Allhoff also discusses torture in kidnapping situations. In chapter seven he leaves the reader with the following story:
Height of the [Australian] summer, Mercury at the century-mark; the noonday sun softened the [asphalt] beneath the [tires] of her little Hyundai sedan to the consistency of putty. Her three year old son, quiet at last, snuffled in his sleep on the back seat. He had a summer cold and wailed like a banshee in the supermarket, forcing her to cut short her shopping. Her car needed [gas]. Her tot was asleep on the back seat. She poured twenty [liters] into the tank; thumbing notes from her purse, harried and distracted, her keys dangled from the ignition.
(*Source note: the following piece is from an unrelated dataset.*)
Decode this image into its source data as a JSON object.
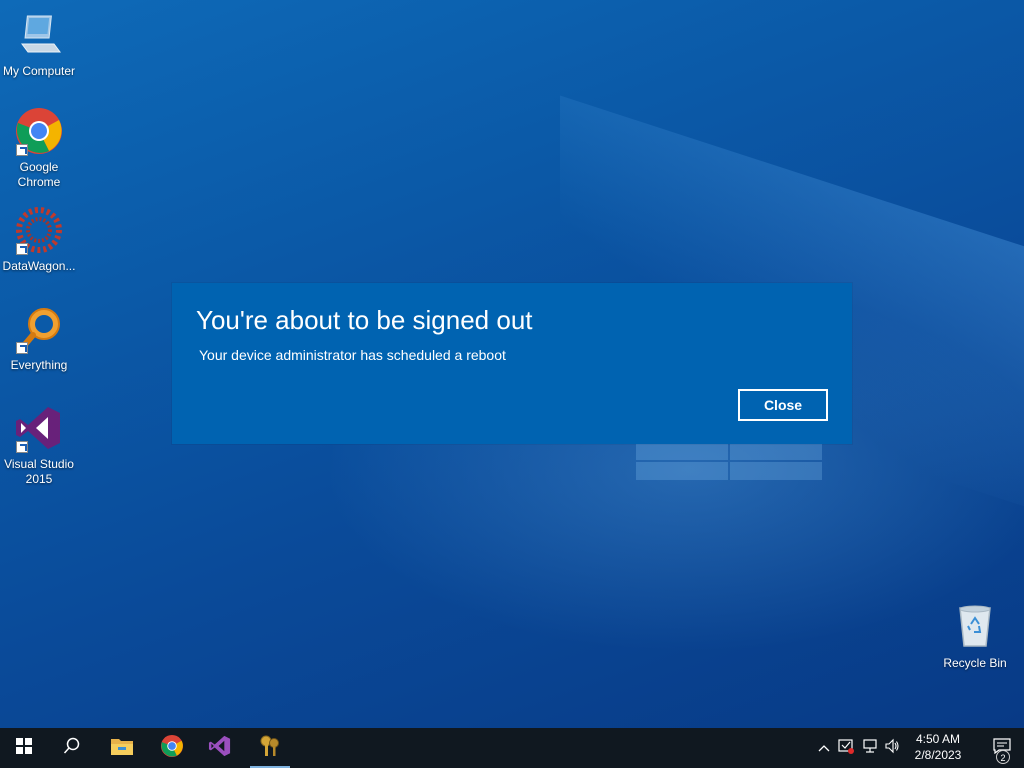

[While] she was in the service station a man drove off in her car. Police wound back the [service station's close-captioned television], saw a heavy set Pacific Islander with a blonde-streaked Afro entering her car. "Don't panic," a Constable advised the mother, "as soon as he sees your little boy in the back he will abandon the car." He did; police arrived at the railway station before the car thief did and arrested him after a struggle when he vaulted over the station barrier.
In the [patrol car] on the way to the police station: "Where did you leave the [car]?" Denial instead of dissimulation: "It wasn't me." It was [him]--property stolen from the car was found in his pockets. In the detectives' office: "[It's] been twenty minutes since you took the car--little tin box like that car--It will heat up like an oven under this sun. Another twenty minutes and the child's dead or brain damaged. Where did you dump the car?" Again: "It wasn't me."
Appeal to decency, to reason, to self-interest: "It's not too late; tell us where you left the car and you will only be charged with Take-and-Use. That's just a six month extension of your recognizance." Threats: "If the child dies I will charge you with Manslaughter!" Sneering, defiant and belligerent; he made no secret of his contempt for the police. Part-way through his umpteenth, "It wasn't me," a questioner clipped him across the ear as if he were a child, an insult calculated to bring the Islander to his feet to fight, there a body-punch elicited a roar of pain, but he fought back until he lapsed into semi-consciousness under a rain of blows. He [had gotten into fights from time to time], but now, kneeling on hands and knees in his own urine, in pain he had never known, he finally [realized] the beating would go on until he told the police where he had abandoned the child and the car.
...When found, the stolen child was dehydrated, too weak to cry; there were ice packs and dehydration [remedies] in the casualty ward but no long-time prognosis on brain damage.